What we had here was a clash of cultures. The governor, taking the position from culture two, insisted that education had its purpose in training individuals to do a specific task so that they could get a job and achieve that which is most valuable to culture two, the quantification of human life, in this case in the quantification of a large(r) paycheck. But this clashed with culture three which holds that education is not for specific training but to enlarge a person so that they have a greater more well rounded understanding, even if none of it is quantifiably practical. Thus there were two cultures divided by a common language and they fundamentally failed to communicate. Ultimately both sides concluded that the other daft and had taken all leave of reason because obviously they have no idea what the word "education" means.
So where else do we see these four cultures? Here is a list of a few possibilities:
- Street protests (culture one)
- Art museums (culture four)
- Promotion of Science Technology Engineering and Math (STEM) research and education (culture two)
- Home schooling parents who want to give their children a "good" and "classical" education (one and three respectively)
- Anti-GMO, anti-government, anti-global warming, pro-GMO, pro-government, pro-global warming fights, disputes, internet comments and Facebook posts (culture one)

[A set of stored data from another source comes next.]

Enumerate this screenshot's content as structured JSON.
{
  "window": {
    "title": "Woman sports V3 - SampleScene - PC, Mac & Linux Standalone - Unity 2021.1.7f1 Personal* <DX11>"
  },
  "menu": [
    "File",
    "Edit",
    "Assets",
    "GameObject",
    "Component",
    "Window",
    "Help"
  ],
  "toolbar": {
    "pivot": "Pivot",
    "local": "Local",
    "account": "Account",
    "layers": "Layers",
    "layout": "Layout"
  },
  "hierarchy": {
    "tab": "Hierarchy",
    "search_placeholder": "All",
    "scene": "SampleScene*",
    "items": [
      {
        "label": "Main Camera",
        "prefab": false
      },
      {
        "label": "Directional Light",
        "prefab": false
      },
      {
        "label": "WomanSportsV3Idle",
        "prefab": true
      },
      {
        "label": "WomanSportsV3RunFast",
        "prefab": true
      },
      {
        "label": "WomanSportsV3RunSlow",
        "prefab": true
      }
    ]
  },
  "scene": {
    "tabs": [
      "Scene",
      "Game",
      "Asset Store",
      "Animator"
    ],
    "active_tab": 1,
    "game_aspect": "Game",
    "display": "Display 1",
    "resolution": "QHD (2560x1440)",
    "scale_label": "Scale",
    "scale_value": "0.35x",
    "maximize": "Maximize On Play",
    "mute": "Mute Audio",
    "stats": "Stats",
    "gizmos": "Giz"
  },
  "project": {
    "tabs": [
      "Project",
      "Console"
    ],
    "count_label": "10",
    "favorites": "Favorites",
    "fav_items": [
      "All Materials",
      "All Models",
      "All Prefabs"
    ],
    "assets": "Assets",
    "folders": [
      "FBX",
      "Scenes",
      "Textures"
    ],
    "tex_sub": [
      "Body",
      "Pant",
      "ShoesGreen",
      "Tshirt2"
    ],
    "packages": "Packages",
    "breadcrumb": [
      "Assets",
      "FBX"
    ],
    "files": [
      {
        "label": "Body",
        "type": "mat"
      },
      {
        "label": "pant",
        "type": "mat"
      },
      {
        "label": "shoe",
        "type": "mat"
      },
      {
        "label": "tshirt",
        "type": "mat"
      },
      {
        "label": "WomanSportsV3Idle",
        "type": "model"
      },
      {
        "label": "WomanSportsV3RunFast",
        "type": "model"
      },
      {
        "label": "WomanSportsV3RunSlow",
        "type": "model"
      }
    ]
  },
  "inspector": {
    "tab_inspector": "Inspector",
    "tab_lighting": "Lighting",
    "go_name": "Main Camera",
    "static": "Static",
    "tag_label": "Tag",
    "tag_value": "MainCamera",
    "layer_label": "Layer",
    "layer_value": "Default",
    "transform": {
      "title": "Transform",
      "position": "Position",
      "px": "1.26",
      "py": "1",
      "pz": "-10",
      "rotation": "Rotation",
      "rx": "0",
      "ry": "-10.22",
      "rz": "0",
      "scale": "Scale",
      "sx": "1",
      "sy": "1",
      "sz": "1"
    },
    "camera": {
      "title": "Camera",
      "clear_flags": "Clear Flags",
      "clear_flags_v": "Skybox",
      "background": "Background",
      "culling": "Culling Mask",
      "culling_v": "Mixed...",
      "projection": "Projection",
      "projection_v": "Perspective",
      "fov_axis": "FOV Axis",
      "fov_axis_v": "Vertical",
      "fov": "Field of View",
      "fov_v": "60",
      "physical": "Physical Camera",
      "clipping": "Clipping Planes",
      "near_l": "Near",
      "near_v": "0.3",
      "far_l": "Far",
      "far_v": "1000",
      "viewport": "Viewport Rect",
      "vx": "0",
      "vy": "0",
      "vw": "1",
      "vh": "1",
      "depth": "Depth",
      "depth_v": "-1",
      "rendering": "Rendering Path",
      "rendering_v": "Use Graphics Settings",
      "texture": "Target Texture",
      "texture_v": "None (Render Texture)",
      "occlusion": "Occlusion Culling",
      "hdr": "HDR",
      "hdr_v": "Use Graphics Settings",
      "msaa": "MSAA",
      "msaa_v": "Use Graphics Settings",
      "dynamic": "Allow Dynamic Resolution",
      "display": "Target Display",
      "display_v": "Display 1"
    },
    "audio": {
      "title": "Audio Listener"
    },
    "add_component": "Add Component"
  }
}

- Expressing dismay that children don't read good literature, and read trash like Twilight (mixture of one and three)
- People saying that whenever there is a political dispute we just "need to sit down and talk about it rationally and 'have a dialogue'" (culture three)
- The people who think the people from the previous list item are crazy and willing to compromise with the devil (culture one)
The thing to remember is that each of the four cultures have a different set of values and things that they consider to be "the good" (though "the good" is more indicative of culture three). Because each culture measures value differently there are disagreements over the things that our society should place emphasis on and what should be encouraged and what should not. It should be emphasized that not all aspects of our society fall into these four cultures, just as not all parts of the ocean are in a current, but they are major players in our society and determine how many of our current political and social conflicts and triumphs work and come about. As a final note I should point out that while these cultures may determine the form and function of disputes and cooperative efforts alike in our society, they do not determine the content. These cultures are about form not content.